Issued in gilt decorated and entitled red leather, the instructions are well illustrated. This copy is of comparative interest because it has been corrected to September 1883.
United States. Navy Department.
Regulations for the Uniform & Dress of the Navy and Marine Corps of the United States. From the Original Text and Drawings in the Navy Department. Philadelphia: Printed for the Navy Department, by T. K. and P. G. Collins, 1852., -15,  p., 12 plates (11 colored), 36 x 29 cm.
This is the first American book of color plates on Navy uniform regulations. Illustrated with 13 large plates, 11 of which are in superb colors, the first four plates are colored and depict in full figure an officer wearing the designated uniform.
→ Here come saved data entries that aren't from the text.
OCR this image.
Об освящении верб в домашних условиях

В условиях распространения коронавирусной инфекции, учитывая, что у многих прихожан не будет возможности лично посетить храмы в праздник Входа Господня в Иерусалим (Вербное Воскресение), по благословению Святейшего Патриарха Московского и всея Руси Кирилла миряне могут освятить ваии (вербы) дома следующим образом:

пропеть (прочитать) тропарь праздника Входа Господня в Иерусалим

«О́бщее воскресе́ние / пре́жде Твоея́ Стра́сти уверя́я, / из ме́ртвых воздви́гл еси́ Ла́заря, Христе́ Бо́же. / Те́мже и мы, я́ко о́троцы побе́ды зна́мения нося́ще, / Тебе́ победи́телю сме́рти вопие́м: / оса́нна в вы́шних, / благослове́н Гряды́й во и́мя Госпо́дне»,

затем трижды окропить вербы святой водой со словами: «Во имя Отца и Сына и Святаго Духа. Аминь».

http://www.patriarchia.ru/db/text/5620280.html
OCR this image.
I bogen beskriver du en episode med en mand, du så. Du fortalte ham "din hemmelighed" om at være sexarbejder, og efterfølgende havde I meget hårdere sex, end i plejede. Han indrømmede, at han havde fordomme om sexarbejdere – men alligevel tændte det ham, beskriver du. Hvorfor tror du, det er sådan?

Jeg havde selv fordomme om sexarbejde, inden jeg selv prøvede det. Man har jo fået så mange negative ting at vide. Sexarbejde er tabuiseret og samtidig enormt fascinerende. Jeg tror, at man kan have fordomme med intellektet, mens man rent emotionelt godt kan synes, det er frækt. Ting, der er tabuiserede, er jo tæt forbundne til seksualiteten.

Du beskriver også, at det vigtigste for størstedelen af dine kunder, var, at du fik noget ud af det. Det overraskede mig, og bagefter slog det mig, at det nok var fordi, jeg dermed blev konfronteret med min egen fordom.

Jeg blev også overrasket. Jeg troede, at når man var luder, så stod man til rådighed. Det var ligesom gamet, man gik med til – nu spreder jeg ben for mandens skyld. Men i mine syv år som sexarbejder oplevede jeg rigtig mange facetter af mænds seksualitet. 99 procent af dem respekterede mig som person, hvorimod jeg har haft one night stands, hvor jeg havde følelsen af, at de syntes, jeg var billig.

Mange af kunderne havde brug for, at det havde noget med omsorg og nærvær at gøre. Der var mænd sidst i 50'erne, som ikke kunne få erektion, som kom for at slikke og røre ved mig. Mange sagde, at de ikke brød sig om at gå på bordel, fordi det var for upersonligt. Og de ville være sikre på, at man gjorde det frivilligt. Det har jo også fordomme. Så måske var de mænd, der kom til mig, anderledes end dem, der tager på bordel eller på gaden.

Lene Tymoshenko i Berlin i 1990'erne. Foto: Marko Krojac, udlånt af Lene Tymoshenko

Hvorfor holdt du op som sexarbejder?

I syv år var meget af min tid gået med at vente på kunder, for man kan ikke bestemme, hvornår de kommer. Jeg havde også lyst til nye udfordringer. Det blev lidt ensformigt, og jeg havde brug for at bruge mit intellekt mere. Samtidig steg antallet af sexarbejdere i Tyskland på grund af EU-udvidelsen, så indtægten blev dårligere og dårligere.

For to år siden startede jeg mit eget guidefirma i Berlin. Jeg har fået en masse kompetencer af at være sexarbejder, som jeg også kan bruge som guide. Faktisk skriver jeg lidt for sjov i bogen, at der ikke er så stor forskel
The first four plates are Full Dress (Chief Engineer, Purser, Surgeon, Captain), Full Dress (Master, Passed Midshipman, Midshipman, Lieutenant), Service Dress (Captain, Midshipman, Surgeon, Purser), and Service Dress (Commander, Passed Midshipman, Chief Engineer, Master). There follow two colored plates of collar and cuff insignia, three colored plates of epaulets, one colored plate of headgear, and two black and white plates of headgear. Also in the rare book holdings of the Navy Department Library there is a second and partial copy of this work that is remarkable. The second copy has within it original drawings for uniforms and insignia, paste up changes, printed ephemeral uniform regulations, and manuscript correspondence in regard to uniform regulations from naval officers who include Admiral David Dixon Porter. There are also uniform illustrations bearing manuscript approval in 1863 by Gideon Welles, Secretary of the Navy. This second copy is apparently a working dummy for a redo of the 1852 uniform regulations planned for issue after 1866 or later.